Downtown Leasing, Sales Looking Strong South Of 3rd Street
Expectations for retail sales growth are in the 5 to 7 percent range, and leasing is going strong, Downtown Long Beach Associates (DLBA) Vice President Kris Larson said. “In talking to property owners, we’re seeing multiple LOIs (letters of intent) on properties within the downtown, usually by function of location,” he said. “There’s a tremendous amount of interest, and property owners are able to review some competing bids for space.”
Larson shared knowledge of at least 12 leases in development that could amount to new stores south of 3rd Street before the end of 2012, many of which are established retailers in the food and beverage industry. Some “large format deals” are coming to CityPlace, which will round out uses of the downtown shopping center, Larson said. A new buffet on Pine Avenue is coming in, he said, which will help the area of North Pine Avenue.

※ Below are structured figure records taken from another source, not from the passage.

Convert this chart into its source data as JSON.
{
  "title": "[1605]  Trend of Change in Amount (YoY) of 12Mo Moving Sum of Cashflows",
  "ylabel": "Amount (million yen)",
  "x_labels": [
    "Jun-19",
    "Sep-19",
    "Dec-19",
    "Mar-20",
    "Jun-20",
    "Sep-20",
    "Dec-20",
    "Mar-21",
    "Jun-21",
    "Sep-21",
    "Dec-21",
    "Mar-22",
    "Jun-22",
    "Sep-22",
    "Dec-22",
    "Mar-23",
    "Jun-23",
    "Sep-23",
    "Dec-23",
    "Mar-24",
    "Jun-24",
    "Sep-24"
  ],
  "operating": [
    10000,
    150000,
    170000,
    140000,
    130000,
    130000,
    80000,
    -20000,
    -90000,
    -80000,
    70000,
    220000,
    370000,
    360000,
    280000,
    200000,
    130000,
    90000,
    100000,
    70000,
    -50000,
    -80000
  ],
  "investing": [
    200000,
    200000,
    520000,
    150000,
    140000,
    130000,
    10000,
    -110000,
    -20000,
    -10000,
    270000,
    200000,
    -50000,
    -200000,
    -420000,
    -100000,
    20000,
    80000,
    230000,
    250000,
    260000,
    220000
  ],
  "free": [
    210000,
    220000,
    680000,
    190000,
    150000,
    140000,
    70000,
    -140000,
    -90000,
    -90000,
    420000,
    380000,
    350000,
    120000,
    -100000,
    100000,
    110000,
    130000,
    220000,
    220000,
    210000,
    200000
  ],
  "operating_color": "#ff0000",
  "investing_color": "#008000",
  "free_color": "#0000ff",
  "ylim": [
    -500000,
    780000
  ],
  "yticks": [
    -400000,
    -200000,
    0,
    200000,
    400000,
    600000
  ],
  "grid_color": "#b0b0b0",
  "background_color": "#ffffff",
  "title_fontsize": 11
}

One of the founders of the Historic Old Pine Avenue business group, local architect Pedro Costa, said retail business is very weak on Pine Avenue north of 4th Street going up to Anaheim Street. “There has not been any new retail coming into the area in 2012,” he said. The group started up its North Pine Avenue Twilight Walk events just a couple of months ago, which is attracting some new attention to the businesses, but everything north of 4th Street “has totally died,” Costa said.
“Here in the summer, more people are walking in the streets,” he said. “[But] the people tend to walk from North Pine Avenue to the waterfront, which makes it seem like the streets are more activated [south of 4th Street]. With retail, because the current economic situation is slowly moving, I don’t think there is going to be a substantial change before the end of the year.”

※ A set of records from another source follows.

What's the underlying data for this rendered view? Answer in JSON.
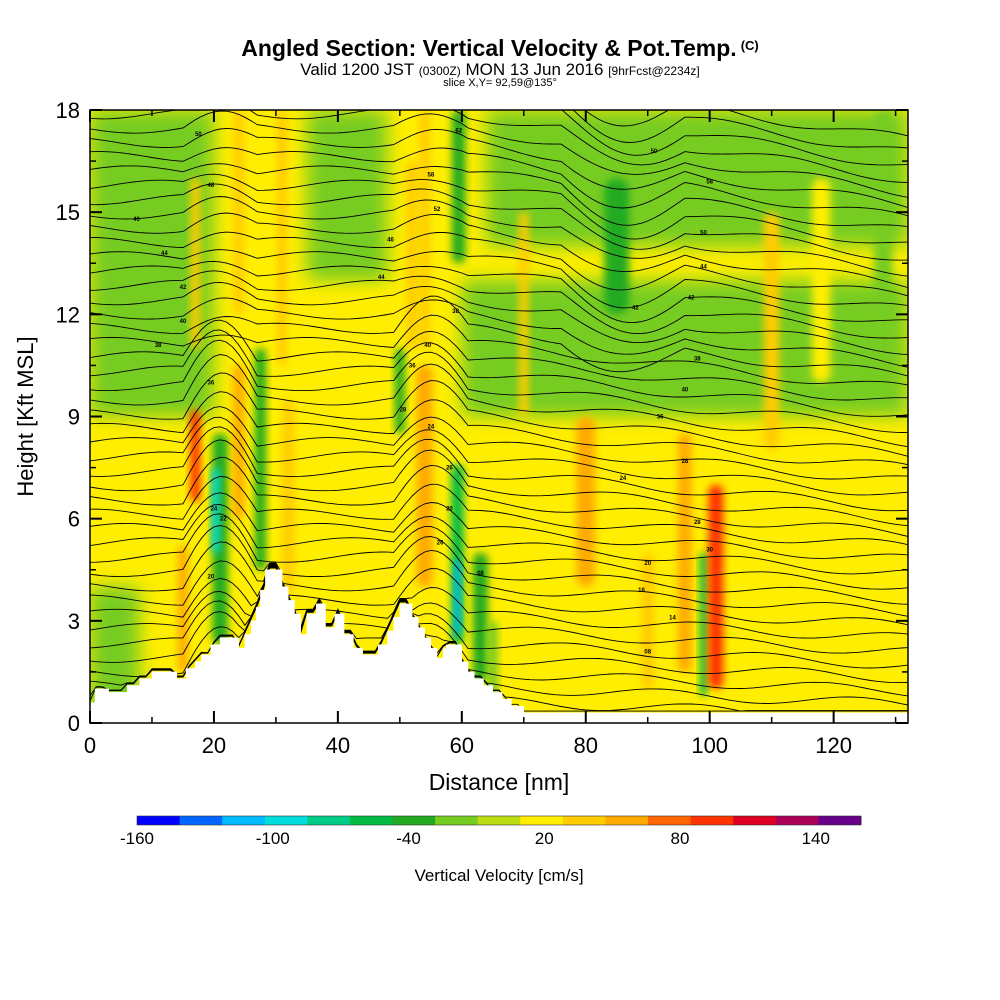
{
  "header": {
    "title": "Angled Section: Vertical Velocity & Pot.Temp.",
    "copyright": "(C)",
    "valid_prefix": "Valid 1200 JST",
    "valid_utc": "(0300Z)",
    "valid_date": "MON 13 Jun 2016",
    "forecast": "[9hrFcst@2234z]",
    "slice": "slice X,Y= 92,59@135°"
  },
  "chart_data": {
    "type": "heatmap",
    "xlabel": "Distance [nm]",
    "ylabel": "Height [Kft MSL]",
    "xlim": [
      0,
      132
    ],
    "ylim": [
      0,
      18
    ],
    "x_ticks": [
      0,
      20,
      40,
      60,
      80,
      100,
      120
    ],
    "y_ticks": [
      0,
      3,
      6,
      9,
      12,
      15,
      18
    ],
    "colorbar": {
      "label": "Vertical Velocity [cm/s]",
      "min": -160,
      "max": 160,
      "step": 20,
      "tick_labels": [
        "-160",
        "-100",
        "-40",
        "20",
        "80",
        "140"
      ],
      "tick_values": [
        -160,
        -100,
        -40,
        20,
        80,
        140
      ],
      "colors": [
        "#0000ff",
        "#0066ff",
        "#00bbff",
        "#00dddd",
        "#00cc88",
        "#00bb44",
        "#22aa22",
        "#77cc22",
        "#bbdd11",
        "#ffee00",
        "#ffcc00",
        "#ffaa00",
        "#ff6600",
        "#ff3300",
        "#dd0022",
        "#aa0055",
        "#660088"
      ]
    },
    "terrain_profile": [
      [
        0,
        0.6
      ],
      [
        0.8,
        0.6
      ],
      [
        0.8,
        1.0
      ],
      [
        3,
        1.0
      ],
      [
        3,
        0.9
      ],
      [
        6,
        0.9
      ],
      [
        6,
        1.1
      ],
      [
        8,
        1.1
      ],
      [
        8,
        1.3
      ],
      [
        10,
        1.3
      ],
      [
        10,
        1.5
      ],
      [
        14,
        1.5
      ],
      [
        14,
        1.3
      ],
      [
        15.5,
        1.3
      ],
      [
        15.5,
        1.6
      ],
      [
        17,
        1.6
      ],
      [
        17,
        1.8
      ],
      [
        18,
        1.8
      ],
      [
        18,
        2.0
      ],
      [
        19.5,
        2.0
      ],
      [
        19.5,
        2.3
      ],
      [
        21,
        2.3
      ],
      [
        21,
        2.5
      ],
      [
        24,
        2.5
      ],
      [
        24,
        2.2
      ],
      [
        25,
        2.2
      ],
      [
        25,
        2.6
      ],
      [
        26,
        2.6
      ],
      [
        26,
        3.0
      ],
      [
        26.8,
        3.0
      ],
      [
        26.8,
        3.4
      ],
      [
        27.5,
        3.4
      ],
      [
        27.5,
        3.9
      ],
      [
        28.3,
        3.9
      ],
      [
        28.3,
        4.5
      ],
      [
        31,
        4.5
      ],
      [
        31,
        4.0
      ],
      [
        32,
        4.0
      ],
      [
        32,
        3.6
      ],
      [
        33,
        3.6
      ],
      [
        33,
        3.2
      ],
      [
        34,
        3.2
      ],
      [
        34,
        2.6
      ],
      [
        35,
        2.6
      ],
      [
        35,
        3.2
      ],
      [
        36.5,
        3.2
      ],
      [
        36.5,
        3.5
      ],
      [
        38,
        3.5
      ],
      [
        38,
        2.8
      ],
      [
        39.5,
        2.8
      ],
      [
        39.5,
        3.2
      ],
      [
        41,
        3.2
      ],
      [
        41,
        2.6
      ],
      [
        42.5,
        2.6
      ],
      [
        42.5,
        2.2
      ],
      [
        44,
        2.2
      ],
      [
        44,
        2.0
      ],
      [
        46.5,
        2.0
      ],
      [
        46.5,
        2.3
      ],
      [
        48,
        2.3
      ],
      [
        48,
        2.7
      ],
      [
        49,
        2.7
      ],
      [
        49,
        3.1
      ],
      [
        50,
        3.1
      ],
      [
        50,
        3.5
      ],
      [
        52,
        3.5
      ],
      [
        52,
        3.1
      ],
      [
        53,
        3.1
      ],
      [
        53,
        2.8
      ],
      [
        54,
        2.8
      ],
      [
        54,
        2.5
      ],
      [
        55,
        2.5
      ],
      [
        55,
        2.2
      ],
      [
        56,
        2.2
      ],
      [
        56,
        1.9
      ],
      [
        57,
        1.9
      ],
      [
        57,
        2.2
      ],
      [
        57.5,
        2.2
      ],
      [
        57.5,
        2.3
      ],
      [
        60,
        2.3
      ],
      [
        60,
        1.8
      ],
      [
        61,
        1.8
      ],
      [
        61,
        1.5
      ],
      [
        62,
        1.5
      ],
      [
        62,
        1.3
      ],
      [
        63.5,
        1.3
      ],
      [
        63.5,
        1.1
      ],
      [
        65,
        1.1
      ],
      [
        65,
        0.9
      ],
      [
        66.5,
        0.9
      ],
      [
        66.5,
        0.7
      ],
      [
        68,
        0.7
      ],
      [
        68,
        0.5
      ],
      [
        70,
        0.5
      ],
      [
        70,
        0.3
      ],
      [
        132,
        0.3
      ]
    ],
    "potential_temperature_contours": {
      "units": "C",
      "labels": [
        {
          "x": 17.5,
          "y": 17.3,
          "text": "50"
        },
        {
          "x": 19.5,
          "y": 15.8,
          "text": "48"
        },
        {
          "x": 7.5,
          "y": 14.8,
          "text": "46"
        },
        {
          "x": 12,
          "y": 13.8,
          "text": "44"
        },
        {
          "x": 15,
          "y": 12.8,
          "text": "42"
        },
        {
          "x": 15,
          "y": 11.8,
          "text": "40"
        },
        {
          "x": 11,
          "y": 11.1,
          "text": "38"
        },
        {
          "x": 19.5,
          "y": 10.0,
          "text": "36"
        },
        {
          "x": 20,
          "y": 6.3,
          "text": "24"
        },
        {
          "x": 21.5,
          "y": 6.0,
          "text": "22"
        },
        {
          "x": 19.5,
          "y": 4.3,
          "text": "20"
        },
        {
          "x": 59.5,
          "y": 17.4,
          "text": "62"
        },
        {
          "x": 55,
          "y": 16.1,
          "text": "58"
        },
        {
          "x": 56,
          "y": 15.1,
          "text": "52"
        },
        {
          "x": 48.5,
          "y": 14.2,
          "text": "46"
        },
        {
          "x": 47,
          "y": 13.1,
          "text": "44"
        },
        {
          "x": 59,
          "y": 12.1,
          "text": "38"
        },
        {
          "x": 54.5,
          "y": 11.1,
          "text": "40"
        },
        {
          "x": 52,
          "y": 10.5,
          "text": "36"
        },
        {
          "x": 50.5,
          "y": 9.2,
          "text": "28"
        },
        {
          "x": 55,
          "y": 8.7,
          "text": "24"
        },
        {
          "x": 58,
          "y": 7.5,
          "text": "26"
        },
        {
          "x": 58,
          "y": 6.3,
          "text": "20"
        },
        {
          "x": 56.5,
          "y": 5.3,
          "text": "26"
        },
        {
          "x": 63,
          "y": 4.4,
          "text": "08"
        },
        {
          "x": 91,
          "y": 16.8,
          "text": "50"
        },
        {
          "x": 100,
          "y": 15.9,
          "text": "58"
        },
        {
          "x": 99,
          "y": 14.4,
          "text": "50"
        },
        {
          "x": 99,
          "y": 13.4,
          "text": "44"
        },
        {
          "x": 97,
          "y": 12.5,
          "text": "42"
        },
        {
          "x": 88,
          "y": 12.2,
          "text": "42"
        },
        {
          "x": 98,
          "y": 10.7,
          "text": "38"
        },
        {
          "x": 96,
          "y": 9.8,
          "text": "40"
        },
        {
          "x": 92,
          "y": 9.0,
          "text": "36"
        },
        {
          "x": 96,
          "y": 7.7,
          "text": "28"
        },
        {
          "x": 86,
          "y": 7.2,
          "text": "24"
        },
        {
          "x": 98,
          "y": 5.9,
          "text": "28"
        },
        {
          "x": 100,
          "y": 5.1,
          "text": "30"
        },
        {
          "x": 90,
          "y": 4.7,
          "text": "20"
        },
        {
          "x": 89,
          "y": 3.9,
          "text": "18"
        },
        {
          "x": 94,
          "y": 3.1,
          "text": "14"
        },
        {
          "x": 90,
          "y": 2.1,
          "text": "08"
        }
      ]
    },
    "velocity_features": [
      {
        "x": 15,
        "y0": 1.5,
        "y1": 5.2,
        "w": 1.6,
        "value": 60
      },
      {
        "x": 17,
        "y0": 6.5,
        "y1": 9.2,
        "w": 1.6,
        "value": 100
      },
      {
        "x": 21,
        "y0": 2.3,
        "y1": 8.5,
        "w": 2.5,
        "value": -40
      },
      {
        "x": 20.3,
        "y0": 5.0,
        "y1": 7.5,
        "w": 1.2,
        "value": -100
      },
      {
        "x": 24,
        "y0": 6.0,
        "y1": 10.5,
        "w": 1.8,
        "value": 50
      },
      {
        "x": 27.5,
        "y0": 4.5,
        "y1": 11.0,
        "w": 1.8,
        "value": -30
      },
      {
        "x": 32,
        "y0": 3.8,
        "y1": 9.5,
        "w": 1.8,
        "value": 40
      },
      {
        "x": 31,
        "y0": 10.5,
        "y1": 18.0,
        "w": 1.6,
        "value": 40
      },
      {
        "x": 24,
        "y0": 12.0,
        "y1": 18.0,
        "w": 1.6,
        "value": 30
      },
      {
        "x": 17,
        "y0": 11.0,
        "y1": 16.0,
        "w": 1.5,
        "value": 30
      },
      {
        "x": 50,
        "y0": 8.5,
        "y1": 11.0,
        "w": 1.6,
        "value": -30
      },
      {
        "x": 52,
        "y0": 11.0,
        "y1": 16.5,
        "w": 1.8,
        "value": 40
      },
      {
        "x": 54,
        "y0": 4.0,
        "y1": 10.5,
        "w": 2.6,
        "value": 60
      },
      {
        "x": 54,
        "y0": 11.0,
        "y1": 18.0,
        "w": 1.6,
        "value": 30
      },
      {
        "x": 59.3,
        "y0": 2.3,
        "y1": 7.6,
        "w": 2.0,
        "value": -50
      },
      {
        "x": 59.3,
        "y0": 2.6,
        "y1": 4.8,
        "w": 1.0,
        "value": -110
      },
      {
        "x": 59.5,
        "y0": 13.5,
        "y1": 18.0,
        "w": 2.2,
        "value": -40
      },
      {
        "x": 63,
        "y0": 1.2,
        "y1": 5.0,
        "w": 2.4,
        "value": -40
      },
      {
        "x": 65,
        "y0": 0.6,
        "y1": 3.0,
        "w": 1.6,
        "value": -25
      },
      {
        "x": 70,
        "y0": 9.0,
        "y1": 15.0,
        "w": 1.5,
        "value": 40
      },
      {
        "x": 80,
        "y0": 4.0,
        "y1": 9.0,
        "w": 3.0,
        "value": 50
      },
      {
        "x": 85,
        "y0": 12.0,
        "y1": 16.0,
        "w": 4.0,
        "value": -30
      },
      {
        "x": 90,
        "y0": 1.0,
        "y1": 5.0,
        "w": 2.0,
        "value": 40
      },
      {
        "x": 96,
        "y0": 1.5,
        "y1": 8.5,
        "w": 2.2,
        "value": 60
      },
      {
        "x": 99,
        "y0": 0.8,
        "y1": 5.0,
        "w": 1.2,
        "value": -50
      },
      {
        "x": 101,
        "y0": 1.0,
        "y1": 7.0,
        "w": 2.4,
        "value": 90
      },
      {
        "x": 110,
        "y0": 8.0,
        "y1": 15.0,
        "w": 2.5,
        "value": 30
      },
      {
        "x": 118,
        "y0": 10.0,
        "y1": 16.0,
        "w": 3.0,
        "value": 20
      },
      {
        "x": 128,
        "y0": 12.0,
        "y1": 18.0,
        "w": 3.0,
        "value": -25
      }
    ],
    "background_zones": [
      {
        "x0": 0,
        "x1": 132,
        "y0": 0,
        "y1": 18,
        "value": 10
      },
      {
        "x0": 0,
        "x1": 20,
        "y0": 9,
        "y1": 18,
        "value": -15
      },
      {
        "x0": 0,
        "x1": 8,
        "y0": 0,
        "y1": 4,
        "value": -10
      },
      {
        "x0": 64,
        "x1": 132,
        "y0": 14,
        "y1": 18,
        "value": -15
      },
      {
        "x0": 60,
        "x1": 132,
        "y0": 9,
        "y1": 13,
        "value": -12
      },
      {
        "x0": 35,
        "x1": 48,
        "y0": 13,
        "y1": 18,
        "value": -15
      }
    ]
  }
}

North Long Beach Business Alliance Focused On Uniting Retailers
The North Long Beach Business Alliance (NLBBA) has seen increased attendance and interest among retailers and restaurants in the 8th and 9th Council Districts since the group first met in December 2011, according co-chairs Sam Hall and Tina Carter. Carter, who manages Liberty Tax Service at 6159 Atlantic Ave., said the business and property owners who come to the NLBBA meetings are excited to have a voice and are working to “figure out a way to unite.”
“Some business owners are voicing their concerns and saying what they would like to see in the area,” Carter said. “I’m hearing that business is pretty good. . . . They are coming from all over North Long Beach. We’ve got some business owners on Long Beach Boulevard, the Atlantic Avenue Corridor and along Artesia Boulevard further down. We are basically focused on the Atlantic Corridor, just until we get it up and running.”
Bali Kaler, owner of two 7-Eleven stores in North Long Beach, is a member of NLBBA. He said retail business is improving at his businesses, located at 6598 Atlantic Ave. and 6151 Atlantic Ave. “It’s kind of slow right now, but it is getting better from last month,” Kaler said. “We expect things to keep going in a positive direction. We opened the second store [in North Long Beach] on April 26, and it has been getting better. May was slow, but it’s better from May now because we’re getting more customers,” as more people realize that the business is open.
Right now the NLBBA is planning an event for July 7 – a community cleanup. Hall, municipal services manager for trash and recycling company Republic Services, said his employer has partnered with a vendor to provide trash receptacles with advertising panels on the sides that will be permanently affixed in front of various businesses along the Atlantic Avenue business corridor. “We’re going to be able to promote the business alliance and other things throughout the year,” he said. “It’s the start of the branding you’re going to start seeing in North Long Beach.”